Ce sont pas moins de neuf spécialités libérales que l’URPS médecins libéraux (URPS-ML) Grand Est a auscultées pour mesurer les délais de rendez-vous. Une étude* inédite à laquelle ont répondu plus de 2 100 médecins cardiologues, dermatologues, hépato-gastro-entérologues, chirurgiens orthopédistes, ORL, pédiatres, gynécologues obstétriciens, psychiatres et rhumatologues.
Cette enquête, fondée sur des appels mystères, a pris en compte les délais observés tant par téléphone que sur les plateformes de rendez-vous en ligne – les enquêteurs se présentant comme de nouveaux patients. Deux scénarios ont été testés par téléphone : l’un avec un motif non urgent, l’autre avec une demande semi-urgente. Une approche qui a permis d'évaluer les délais d'attente en fonction de la spécialité, du lieu d'exercice, du secteur conventionnel et du mode d'exercice solo ou en groupe. En ligne, seul le scénario non urgent a été testé.
Disparités territoriales significatives
L’étude met en évidence des disparités très significatives selon les spécialités et les territoires. La cardiologie, la dermatologie, l’hépato-gastro-entérologie, l’ORL et la rhumatologie souffrent de délais médians supérieurs à deux mois, voire trois mois (pour les trois premières). Pour ces disciplines, « le taux d'obtention de rendez-vous est également faible et témoigne d'une forte demande non satisfaite », observent les auteurs citant la psychiatrie, pour qui moins de 20 % de demandes aboutissent à un rendez-vous.
Viennent ensuite les spécialités à délais moyens (gynécologie et pédiatrie) qui présentent des délais médians inférieurs à 50 jours mais avec des taux d'obtention de rendez-vous autour de 50 %. A contrario, la chirurgie orthopédique fait figure de meilleure élève avec des délais plus courts et un taux d’obtention élevé (88 %).

Réalité contre-intuitive
Fait surprenant, l’analyse des résultats « montre qu’il n’y a pas de corrélation directe entre la densité des spécialistes et la durée des délais d’attente ». Cette réalité contre-intuitive est illustrée par la Haute Marne qui présente la plus faible densité de cardiologues, dermatologues et psychiatres, « et qui pourtant affiche les délais les plus courts par téléphone dans ces spécialités ».
À l’inverse, des départements avec un CHU ont souvent des délais plus élevés que la médiane de la région. Pour l’ensemble des spécialités (hormis la gastro-entérologie), on constate une absence de corrélation entre densité importante et délais courts.
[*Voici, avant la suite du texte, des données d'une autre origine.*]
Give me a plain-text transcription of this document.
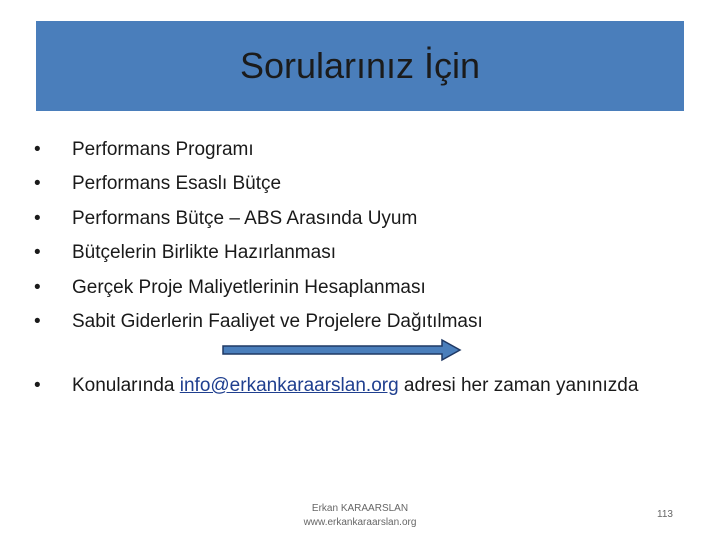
Sorularınız İçin
•	Performans Programı
•	Performans Esaslı Bütçe
•	Performans Bütçe – ABS Arasında Uyum
•	Bütçelerin Birlikte Hazırlanması
•	Gerçek Proje Maliyetlerinin Hesaplanması
•	Sabit Giderlerin Faaliyet ve Projelere Dağıtılması
•	Konularında info@erkankaraarslan.org adresi her zaman yanınızda
Erkan KARAARSLAN
www.erkankaraarslan.org
113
Il n’est pas rare que les principales agglomérations affichent des délais de RDV supérieurs à la médiane du département. Ainsi, il faut au moins quatre mois pour obtenir une consultation ORL à Nancy, Metz et Troyes alors qu’à Thionville et Colmar, le délai est de moins de deux mois, voire moins d’un mois à Vitry-le-François…
Relève libérale en marche
Les départs massifs en retraite dans la profession expliquent en partie cette situation. « Il y a une diminution significative du nombre de médecins spécialistes libéraux (…) depuis le début des années 2010, avec en plus un déficit par rapport à la moyenne nationale », contextualise l’Union.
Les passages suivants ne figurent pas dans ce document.